CREATE MULTIPLE DICHOTOMY has 3 variants - each producing a multiple response output.
The following table describes the key differences between them so you can choose which command is appropriate for your task. Each command also includes a link to the help article for that command.
The CREATE MULTIPLE SELECTION command is also considered in this table because it also outputs a multiple response variable:
Command |
What it does |
Common application(s) |
CREATE MULTIPLE DICHOTOMY |
Creates a multiple response variable from a list of categorical variables. |
- The imported data lacked metadata to define variable groupings, so you need to define them after import.
- Grouping the “Yes” response(s) from different questions to create a summary.
|
CREATE MULTIPLE DICHOTOMY FROM |
Creates a new derived Multiple Response variable using an existing categorical array variable as input, by indicating which categories are “selected” in the condensed output. |
- You want to summarize an existing array for a simplified analysis of “top two” categories of a scale.
|
CREATE MULTIPLE DICHOTOMY WITH RECODE |
Operates on an input set of disparately-coded categorical variables and indicate which category to use on each of them to create a multiple dichotomy array. |
- You want to group variables but they all have different values/labels (so you need to recode them).
- Only selected responses are recorded and each column is otherwise missing.
- Selected responses take a different value or code and label in each input variable (cf. SPSS CATEGORYLABELS=VARLABELS).
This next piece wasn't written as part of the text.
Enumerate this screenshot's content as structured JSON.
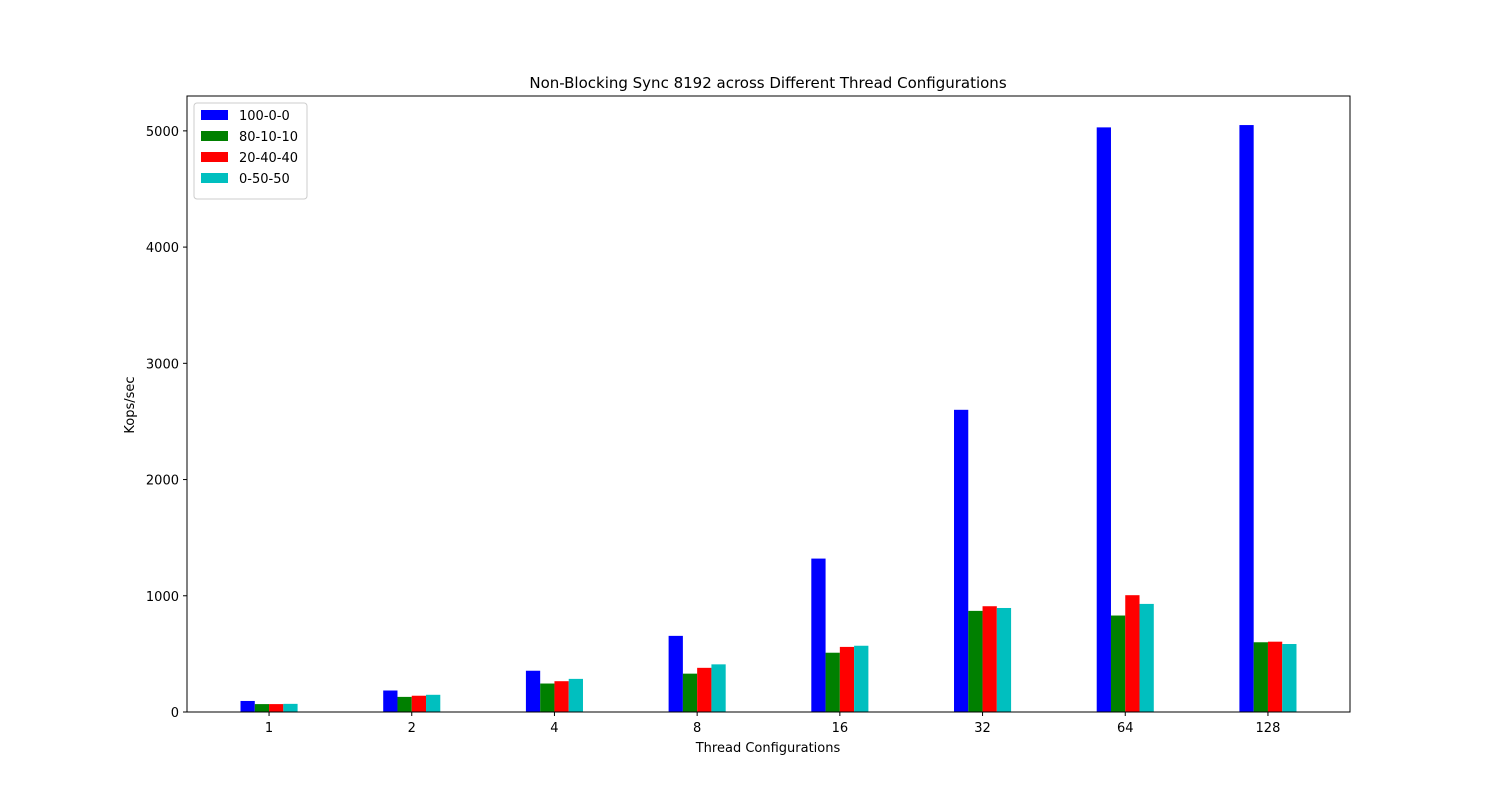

- Inputs contain missing data that should belong to a valid, non-selected category. You can Recode using expressions representing your survey routing logic if needed.
|
CREATE MULTIPLE SELECTION |
- Converts a fixed series of categorical inputs containing “selections” into dichotomies. Each of the resulting subvariables takes for its selected value each of the categories in any of the input variables.
- For example, if you have 50 unique categories across the input variables (typically far fewer than the number of categories), the result will have 50 subvariables in the new multiple response variable.
- Multiple selection is “lossy” encoding in that the items all must be valid or missing for an entire row.
|
- You have multiple response data that has been stored in multiple selections format with many categories, and you need to transform them into dichotomous subvariables that make a multiple response variable. (e.g., inputs are “Selection 1”, “Selection 2”; each categorical indicating “Item B chosen as Selection 1”. Instead, you want to know how many respondents chose Item B.)
- You import categorical data that represents ‘coded’ text, with a variable for matched strings in order of appearance (a row may match up to the number of input columns). The output of interest is the selection of each category in any of the input variables.